SCU professor relaunches world-known grief and loss program

IT'S used in schools and organisations all over the world, Australia, NSW and the Northern Rivers, and it was developed by a Southern Cross University professor.

SCU Centre for Children and Young People director Anne Graham wrote the innovative program that has reached five countries Photo Contributed
SCU Centre for Children and Young People director Anne Graham wrote the innovative program that has reached five countries Photo Contributed Contributed

Version three of the 19-year-old loss and grief education program, Seasons for Growth, was launched in Sydney last night to target changing society needs. 

SCU Centre for Children and Young People director Anne Graham wrote the program in 1996 to help kids deal with grief as a result of divorce and death.

She is still the primary researcher and writer for the program and its adaptions. 

Prof Graham said the program has reached 200,000 kids in five countries over its lifespan.

"When you develop a program like this you've got to base it on really good evidence," she said.

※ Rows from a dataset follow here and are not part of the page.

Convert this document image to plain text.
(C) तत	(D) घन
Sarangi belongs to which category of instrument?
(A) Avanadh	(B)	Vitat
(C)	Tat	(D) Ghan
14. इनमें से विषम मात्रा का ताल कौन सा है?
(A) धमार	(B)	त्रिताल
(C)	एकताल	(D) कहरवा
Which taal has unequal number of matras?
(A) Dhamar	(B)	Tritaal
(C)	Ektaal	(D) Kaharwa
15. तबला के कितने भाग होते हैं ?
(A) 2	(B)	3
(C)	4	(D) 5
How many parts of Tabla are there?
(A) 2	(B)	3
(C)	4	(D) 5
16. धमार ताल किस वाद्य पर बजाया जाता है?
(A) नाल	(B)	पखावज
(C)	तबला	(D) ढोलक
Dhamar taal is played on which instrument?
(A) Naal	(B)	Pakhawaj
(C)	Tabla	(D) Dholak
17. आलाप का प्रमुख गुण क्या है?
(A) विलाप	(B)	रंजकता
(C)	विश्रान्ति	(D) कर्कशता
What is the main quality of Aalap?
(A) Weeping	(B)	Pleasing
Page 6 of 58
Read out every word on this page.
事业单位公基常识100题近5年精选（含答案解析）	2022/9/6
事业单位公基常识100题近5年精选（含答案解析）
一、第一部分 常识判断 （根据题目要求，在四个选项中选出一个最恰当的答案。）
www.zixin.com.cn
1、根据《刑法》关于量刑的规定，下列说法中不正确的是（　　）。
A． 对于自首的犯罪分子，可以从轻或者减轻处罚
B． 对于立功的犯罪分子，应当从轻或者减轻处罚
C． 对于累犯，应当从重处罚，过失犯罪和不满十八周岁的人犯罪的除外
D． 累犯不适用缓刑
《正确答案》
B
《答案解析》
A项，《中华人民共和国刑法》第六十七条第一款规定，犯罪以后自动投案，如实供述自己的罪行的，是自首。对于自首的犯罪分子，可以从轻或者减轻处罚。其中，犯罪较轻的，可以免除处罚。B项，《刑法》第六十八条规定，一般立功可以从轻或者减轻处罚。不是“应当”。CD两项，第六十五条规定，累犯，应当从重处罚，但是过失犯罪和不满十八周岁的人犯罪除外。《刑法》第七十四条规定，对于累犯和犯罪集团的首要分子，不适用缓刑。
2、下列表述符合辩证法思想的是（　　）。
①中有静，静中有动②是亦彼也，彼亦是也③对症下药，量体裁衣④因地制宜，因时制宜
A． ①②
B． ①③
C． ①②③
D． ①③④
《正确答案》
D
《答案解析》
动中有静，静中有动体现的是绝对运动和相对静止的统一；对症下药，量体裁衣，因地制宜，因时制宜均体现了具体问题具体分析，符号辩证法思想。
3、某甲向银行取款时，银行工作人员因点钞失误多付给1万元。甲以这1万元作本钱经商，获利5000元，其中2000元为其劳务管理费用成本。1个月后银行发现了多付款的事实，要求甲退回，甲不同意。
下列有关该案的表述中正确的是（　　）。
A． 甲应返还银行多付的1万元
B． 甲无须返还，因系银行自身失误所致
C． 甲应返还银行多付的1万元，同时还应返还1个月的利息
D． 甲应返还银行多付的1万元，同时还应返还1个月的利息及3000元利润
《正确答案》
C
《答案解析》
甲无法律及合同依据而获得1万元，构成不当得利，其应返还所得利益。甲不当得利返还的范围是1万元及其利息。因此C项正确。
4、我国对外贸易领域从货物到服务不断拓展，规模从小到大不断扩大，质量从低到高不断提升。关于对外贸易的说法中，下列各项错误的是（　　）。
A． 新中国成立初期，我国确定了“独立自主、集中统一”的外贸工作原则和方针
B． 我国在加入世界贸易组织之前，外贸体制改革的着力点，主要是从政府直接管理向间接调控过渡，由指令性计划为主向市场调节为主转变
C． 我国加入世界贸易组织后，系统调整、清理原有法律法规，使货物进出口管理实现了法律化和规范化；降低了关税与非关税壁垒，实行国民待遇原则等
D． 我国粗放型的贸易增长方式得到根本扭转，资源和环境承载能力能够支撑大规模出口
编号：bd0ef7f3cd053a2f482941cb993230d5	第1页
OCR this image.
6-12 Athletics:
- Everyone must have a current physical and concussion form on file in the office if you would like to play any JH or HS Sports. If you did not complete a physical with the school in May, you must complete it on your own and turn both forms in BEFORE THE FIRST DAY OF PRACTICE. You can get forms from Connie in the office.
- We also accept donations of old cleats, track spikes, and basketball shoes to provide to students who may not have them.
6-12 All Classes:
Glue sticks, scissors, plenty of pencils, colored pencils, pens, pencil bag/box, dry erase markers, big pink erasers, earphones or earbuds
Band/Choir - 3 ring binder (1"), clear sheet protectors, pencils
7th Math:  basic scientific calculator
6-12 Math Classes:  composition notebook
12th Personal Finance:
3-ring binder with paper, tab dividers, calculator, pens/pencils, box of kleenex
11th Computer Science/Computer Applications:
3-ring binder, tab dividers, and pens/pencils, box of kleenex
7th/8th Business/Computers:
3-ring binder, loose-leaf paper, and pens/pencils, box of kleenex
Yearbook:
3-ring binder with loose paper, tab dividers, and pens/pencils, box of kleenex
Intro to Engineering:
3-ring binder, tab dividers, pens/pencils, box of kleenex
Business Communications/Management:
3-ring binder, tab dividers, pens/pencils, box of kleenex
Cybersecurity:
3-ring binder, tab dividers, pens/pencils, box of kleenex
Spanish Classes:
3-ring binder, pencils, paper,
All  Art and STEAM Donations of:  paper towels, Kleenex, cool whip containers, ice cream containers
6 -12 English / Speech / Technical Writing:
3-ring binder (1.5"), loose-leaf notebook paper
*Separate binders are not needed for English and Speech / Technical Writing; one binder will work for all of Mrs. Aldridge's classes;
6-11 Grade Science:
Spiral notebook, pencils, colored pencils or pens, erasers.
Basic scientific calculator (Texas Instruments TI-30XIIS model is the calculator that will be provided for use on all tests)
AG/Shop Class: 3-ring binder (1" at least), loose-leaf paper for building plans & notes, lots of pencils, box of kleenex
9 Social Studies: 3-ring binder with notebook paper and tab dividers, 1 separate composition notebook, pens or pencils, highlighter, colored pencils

"I think (it's) the reason it's endured for so long."

She said Seasons for Growth is a metaphor that helps children understand different life changes, like the changing seasons.

"It's a small group process ... it's with a trained adult," Prof Graham said.

"It helps children to identify what their support networks are." 

Due to its success, Seasons for Healing has been adapted for different circumstances, including grief and loss in adults, indigenous communities and during natural disasters.

The program has been popular in Northern Rivers public and private schools.

"A lot of schools on the North Coast have been using the program for almost the 19 years the program has been running," Prof Graham said.

"That's partially because of my footprint up there ... I'm more available to assist in training." 

Prof Graham said the program has helped put SCU and the Northern Rivers in the spotlight.

"This is a really stellar example of a regional institution who can hold their heads high and say, 'we're using our research to improve children's lives'," she said.